It Only Takes One Stop
By Dave Gerraughty - Rhode Island Program Organizer
Field canvassing can be a lonely task, especially when you are working in a remote area on a night when folks are more into family time than talking with a stranger about social issues.
On Good Friday, I knocked on 33 doors in the first two hours of my shift and only talked to seven people. It was the start of a weekend, a holy day and the beginning of Sabbath. Many people were probably at religious observances or family gatherings.
As I slogged along through a steady drizzle, I was beginning to wonder if it was possible to have a good conversation with anyone. But on my last street, I came to a large, well-lit house. As I knocked on the door, a minivan pulled up and several children and adults poured out.
I realized I was in the middle of a large family gathering, the kind of situation that generally spells doom for a canvasser. But the matriarch who answered the door invited me to step inside, and when she learned that I was an environmental advocate, she said: “Let me get Caitlyn for you, she’s our expert.”

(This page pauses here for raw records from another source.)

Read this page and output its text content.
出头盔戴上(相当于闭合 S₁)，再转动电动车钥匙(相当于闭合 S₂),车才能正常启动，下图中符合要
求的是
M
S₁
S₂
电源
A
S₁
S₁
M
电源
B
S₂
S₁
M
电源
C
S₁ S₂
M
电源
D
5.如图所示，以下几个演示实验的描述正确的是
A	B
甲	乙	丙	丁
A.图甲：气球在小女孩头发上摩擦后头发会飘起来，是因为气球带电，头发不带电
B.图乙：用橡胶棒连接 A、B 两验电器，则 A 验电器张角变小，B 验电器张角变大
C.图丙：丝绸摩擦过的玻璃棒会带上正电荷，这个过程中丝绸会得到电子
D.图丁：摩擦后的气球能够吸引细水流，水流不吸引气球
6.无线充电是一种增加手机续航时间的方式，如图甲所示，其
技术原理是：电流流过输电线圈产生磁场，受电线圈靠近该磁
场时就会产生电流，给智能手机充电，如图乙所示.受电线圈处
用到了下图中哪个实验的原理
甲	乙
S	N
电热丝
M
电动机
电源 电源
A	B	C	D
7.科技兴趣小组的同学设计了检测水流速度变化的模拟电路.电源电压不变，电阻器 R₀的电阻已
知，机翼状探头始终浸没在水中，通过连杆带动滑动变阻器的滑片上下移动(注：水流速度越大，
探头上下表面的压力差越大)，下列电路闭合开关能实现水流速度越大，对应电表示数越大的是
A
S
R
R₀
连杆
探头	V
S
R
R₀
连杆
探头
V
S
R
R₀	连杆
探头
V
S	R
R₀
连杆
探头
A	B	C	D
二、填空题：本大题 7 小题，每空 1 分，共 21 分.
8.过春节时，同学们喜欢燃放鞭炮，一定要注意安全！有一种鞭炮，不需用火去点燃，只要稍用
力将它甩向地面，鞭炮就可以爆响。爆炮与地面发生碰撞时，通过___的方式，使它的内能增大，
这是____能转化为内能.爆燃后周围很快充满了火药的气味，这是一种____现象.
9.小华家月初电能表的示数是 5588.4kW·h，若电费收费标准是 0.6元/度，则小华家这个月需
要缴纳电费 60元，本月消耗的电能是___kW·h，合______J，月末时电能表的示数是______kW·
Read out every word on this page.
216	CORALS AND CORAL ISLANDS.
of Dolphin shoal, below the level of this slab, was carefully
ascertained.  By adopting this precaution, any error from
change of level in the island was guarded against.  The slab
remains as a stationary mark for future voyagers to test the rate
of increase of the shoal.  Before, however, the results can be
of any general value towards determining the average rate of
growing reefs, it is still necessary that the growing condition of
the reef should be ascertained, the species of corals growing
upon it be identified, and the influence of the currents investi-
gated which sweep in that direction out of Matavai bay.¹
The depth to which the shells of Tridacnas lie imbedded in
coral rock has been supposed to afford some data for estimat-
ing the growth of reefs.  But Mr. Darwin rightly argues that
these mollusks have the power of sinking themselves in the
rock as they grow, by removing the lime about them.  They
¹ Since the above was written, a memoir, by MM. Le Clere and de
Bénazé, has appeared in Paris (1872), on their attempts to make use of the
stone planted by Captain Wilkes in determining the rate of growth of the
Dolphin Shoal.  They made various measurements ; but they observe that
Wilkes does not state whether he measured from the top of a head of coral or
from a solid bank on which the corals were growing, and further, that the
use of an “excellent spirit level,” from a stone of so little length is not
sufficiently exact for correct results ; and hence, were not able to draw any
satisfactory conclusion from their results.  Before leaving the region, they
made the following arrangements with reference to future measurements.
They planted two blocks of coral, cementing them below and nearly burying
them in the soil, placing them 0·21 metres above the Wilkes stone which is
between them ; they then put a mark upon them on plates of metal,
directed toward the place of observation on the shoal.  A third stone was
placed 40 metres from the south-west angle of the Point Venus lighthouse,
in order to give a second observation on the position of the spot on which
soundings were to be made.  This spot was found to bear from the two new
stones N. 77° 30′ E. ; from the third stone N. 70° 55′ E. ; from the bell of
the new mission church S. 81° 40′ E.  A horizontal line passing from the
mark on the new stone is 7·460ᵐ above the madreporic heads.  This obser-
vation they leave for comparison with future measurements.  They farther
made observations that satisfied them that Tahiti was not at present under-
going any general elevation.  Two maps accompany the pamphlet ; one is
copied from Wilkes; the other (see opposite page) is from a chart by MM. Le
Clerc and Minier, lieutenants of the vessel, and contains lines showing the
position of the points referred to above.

Caitlyn, it turned out, works for the Narragansett Bay Commission and was a neighbor of our former state director. We had a pleasant chat about fighting Climate Change, and while she passed my clipboard around to the whole clan, I made friends with a huge Burmese mountain dog named Molly.
By the time I left, I had doubled the number of members on my clipboard, and received both a cash and an online donation.
Canvassers have a saying: “It only takes one person to turn your night around.” In this case a whole family was involved, but the principle is the same: You never know when what you’ve been looking for all night is right around the corner.